De plus, la composition de la Commission Vérité, Justice et Réparation a également été vivement critiquée. Sur les sept membres nommés, trois sont affiliés au Parti Haïtien Tèt Kale (PHTK), une formation politique largement critiquée pour sa gestion du pays. Marie Elise Brisson Gélin, ancienne ministre à la Condition féminine, Ocinjac Benjamin, ancien député, et Marie Yanick Mezile Lhérisson, ancienne ministre et ex-agente intérimaire à la Mairie de Delmas, sont tous perçus comme des acteurs liés à ce parti. Leurs positions passées et leur proximité avec le PHTK soulèvent de sérieux doutes sur leur impartialité, surtout que les crimes à enquêter sont survenus sous des gouvernements affiliés à ce même parti.
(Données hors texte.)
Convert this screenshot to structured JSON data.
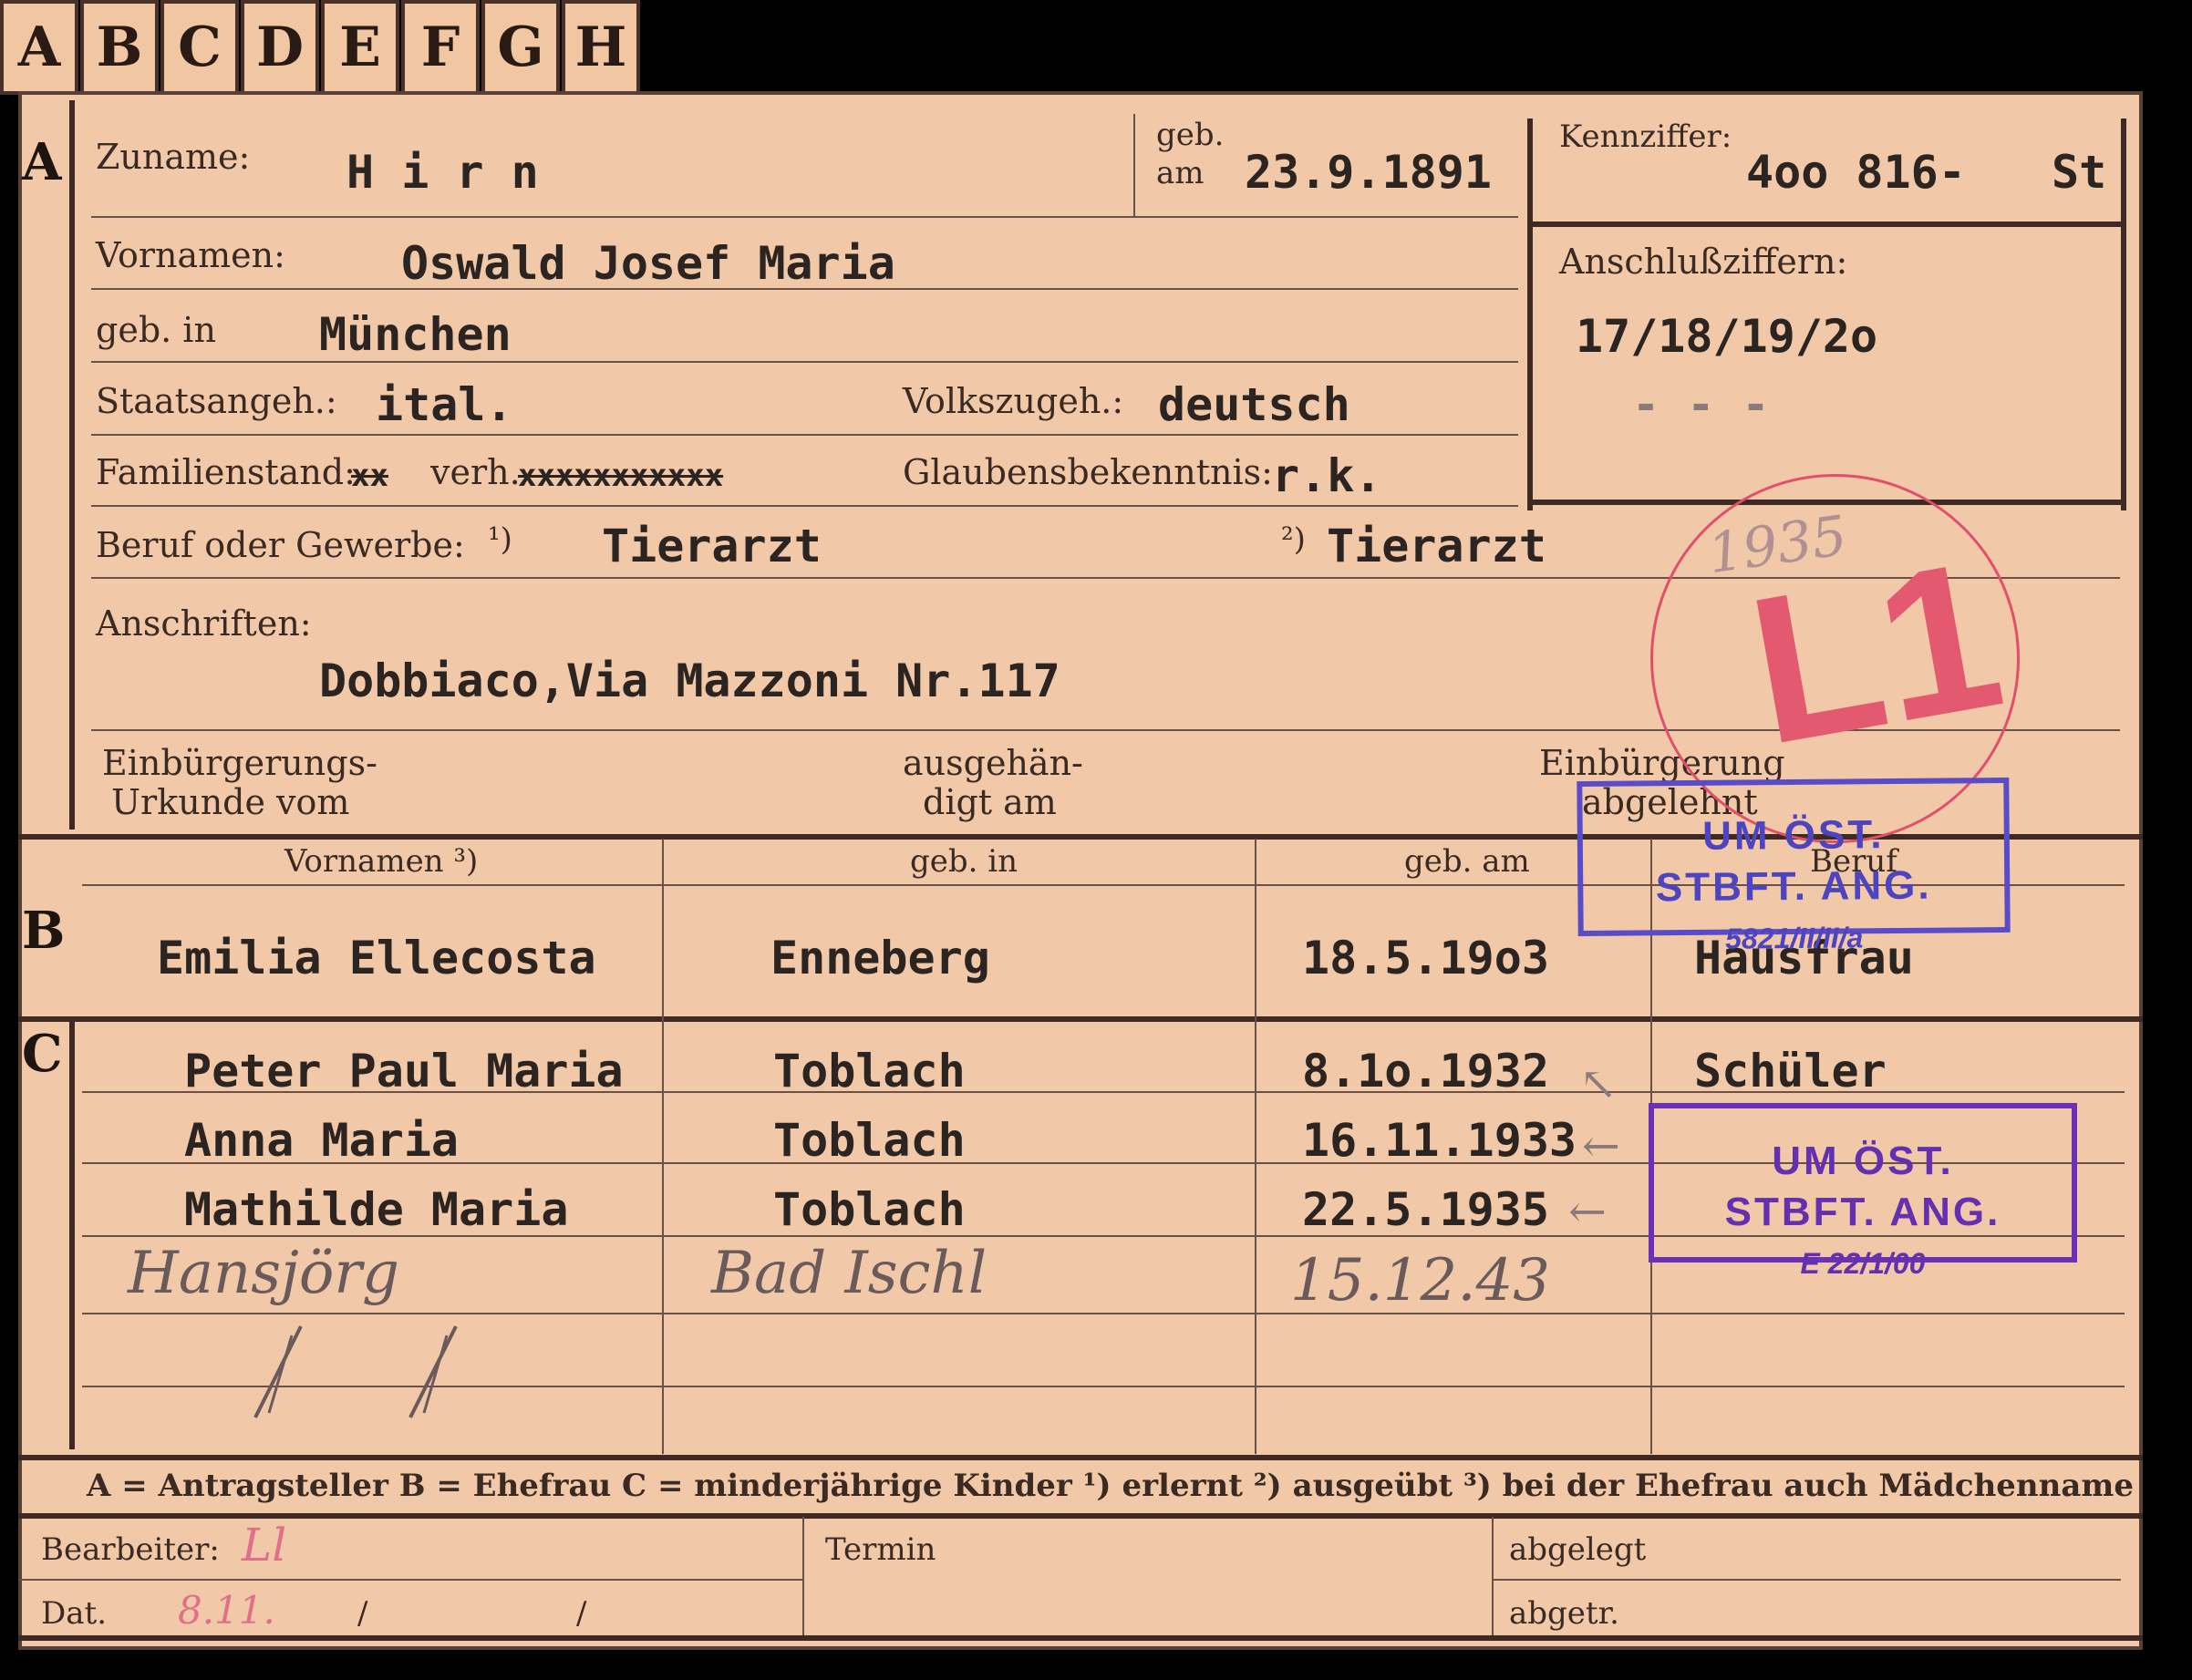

En outre, bien que la commission inclue plusieurs avocats et défenseurs des droits humains comme Renan Hédouville et Marie Esther Félix, Nou Pap Dòmi, la POHDH et le RNDDH estiment qu’une telle structure ne peut se limiter à des personnalités politiques et des avocats. Ces organisations suggèrent la nécessité d’inclure un plus grand nombre de sociologues, anthropologues, économistes et travailleurs sociaux ayant une connaissance approfondie de la réalité haïtienne. Pour elles, une analyse efficace des crimes financiers et des violations des droits humains nécessite une approche pluridisciplinaire.
Les organisations pointent également du doigt le timing de cette initiative. Selon elles, la création de la commission intervient à un moment où la situation sécuritaire demeure extrêmement fragile, notamment dans les départements de l’Ouest et de l’Artibonite, toujours sous le contrôle des gangs armés. Ces conditions rendent quasiment impossible la conduite d’enquêtes sérieuses sur le terrain. La persistance de cette insécurité, malgré les promesses répétées des autorités de transition, réduit considérablement les chances de succès de la commission.
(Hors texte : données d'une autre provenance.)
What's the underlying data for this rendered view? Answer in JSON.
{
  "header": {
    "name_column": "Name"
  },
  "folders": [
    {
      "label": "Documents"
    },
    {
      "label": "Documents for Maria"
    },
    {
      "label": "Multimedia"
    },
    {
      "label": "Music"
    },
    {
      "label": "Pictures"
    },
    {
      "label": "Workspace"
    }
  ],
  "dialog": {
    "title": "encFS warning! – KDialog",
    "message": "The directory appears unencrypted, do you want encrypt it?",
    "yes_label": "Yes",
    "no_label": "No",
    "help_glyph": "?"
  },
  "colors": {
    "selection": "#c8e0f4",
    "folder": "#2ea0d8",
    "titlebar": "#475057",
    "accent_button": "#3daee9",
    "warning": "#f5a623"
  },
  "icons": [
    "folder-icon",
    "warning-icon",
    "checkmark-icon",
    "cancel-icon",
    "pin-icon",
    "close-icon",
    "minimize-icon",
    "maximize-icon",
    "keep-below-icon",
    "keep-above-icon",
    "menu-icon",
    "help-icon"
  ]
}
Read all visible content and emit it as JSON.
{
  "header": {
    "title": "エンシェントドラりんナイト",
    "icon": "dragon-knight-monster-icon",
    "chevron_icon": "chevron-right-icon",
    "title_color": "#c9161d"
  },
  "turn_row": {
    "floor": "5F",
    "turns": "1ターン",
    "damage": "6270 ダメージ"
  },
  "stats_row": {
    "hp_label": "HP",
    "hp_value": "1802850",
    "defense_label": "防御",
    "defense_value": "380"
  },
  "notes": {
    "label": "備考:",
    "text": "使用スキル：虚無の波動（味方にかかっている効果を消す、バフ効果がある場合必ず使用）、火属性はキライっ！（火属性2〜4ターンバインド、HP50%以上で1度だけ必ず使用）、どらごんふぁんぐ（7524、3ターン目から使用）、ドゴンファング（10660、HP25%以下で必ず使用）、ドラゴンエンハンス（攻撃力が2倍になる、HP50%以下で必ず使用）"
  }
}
En citant les échecs des précédentes promesses de rétablissement de la sécurité, Nou Pap Dòmi, la POHDH et le RNDDH avertissent que l’instauration d’une telle commission dans un contexte aussi volatile est non seulement mal choisie mais risque aussi de nuire à sa crédibilité dès le départ.
Face à ces divers éléments, Nou Pap Dòmi, la POHDH et le RNDDH recommandent une révision complète de la commission. Ils rejettent la structure telle qu’elle a été créée, la qualifiant de superficielle et inadaptée pour remplir son mandat. Les organisations demandent aux autorités d’abroger l’arrêté du 18 septembre 2024 et de repenser la composition et la mission de la commission en collaboration avec les acteurs clés de la société civile. Elles insistent sur la nécessité de placer les victimes et survivants au cœur du processus et de garantir la transparence dans la sélection des membres, en privilégiant des experts ayant une réelle expertise dans les domaines concernés.
Les organisations concluent leur communiqué en soulignant que cette commission, bien qu’elle soit d’une importance cruciale pour la population haïtienne, ne pourra atteindre ses objectifs sans une refonte en profondeur de sa structure et de ses méthodes de travail. Elles invitent les autorités à agir en conséquence et à se tourner vers une véritable justice réparatrice pour les victimes des violences perpétrées en Haïti ces dernières années.